Jokowi mengungkapkan, ada beberapa alasan yang membuat dirinya gencar membangun infrastruktur. Pertama, pembangunan itu dilakukan sebagai upaya dalam menciptakan pertumbuhan ekonomi yang baik.
Disamping itu, kondisi infrastruktur Indonesia masih jauh dari kata ideal dan malah terkesan buruk.
"Karena ini dibutuhkan untuk ciptakan pertumbuhan ekonomi baik jangka menengah dan panjang. Urgensi pembangunan infra yang pertama adalah kondisi infra masih jauh dari ideal bahkan dikatakan buruk. Ini studi dari World Bank dan Global McKinsey," ujarnya dalam dalam Sarasehan 100 Ekonom, Selasa (12/12).
Jika dibandingkan dengan negara lainnya, pembangunan infrastruktur Indonesia masih terbilang rendah. Saat ini, nilai pembangunan infrastruktur Indonesia masih sebesar 38 persen dari total produk domestik bruto.
Atas dasar itulah mantan Wali Kota Solo ini begitu gencar membangun infrastruktur. Jika terlambat, sulit rasanya bisa memperjuangkan perekonomian Tanah Air agar semakin baik.
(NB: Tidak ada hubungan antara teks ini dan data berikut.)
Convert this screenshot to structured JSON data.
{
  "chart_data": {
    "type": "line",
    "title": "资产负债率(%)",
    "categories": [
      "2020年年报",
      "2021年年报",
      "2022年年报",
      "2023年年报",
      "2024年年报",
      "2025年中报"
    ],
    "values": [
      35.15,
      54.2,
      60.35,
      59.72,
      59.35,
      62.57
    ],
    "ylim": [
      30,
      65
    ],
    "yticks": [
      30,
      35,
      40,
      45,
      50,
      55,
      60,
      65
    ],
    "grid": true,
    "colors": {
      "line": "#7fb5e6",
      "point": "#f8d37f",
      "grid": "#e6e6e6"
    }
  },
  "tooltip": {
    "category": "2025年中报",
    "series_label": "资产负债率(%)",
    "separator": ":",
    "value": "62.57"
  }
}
"Dibanding negara lain di dunia rata-rata ssebesar 70 lersen PDB, infra indo termasuk rendah hanya 38 persen dari PDB. Dibanding dengan masa sebelum krisis eko asia di 97-98, jumlah infra indo menurun dari 95 persen PDB jadi 38 persen di tahun ini. Sehingga kenapa kita konsen, kita fokus ke pembangunan infrastruktur. Baik berupa pembangunan jalan tol, pelabuhan, bandara di wilayah yang memerlukan," pungkasnya.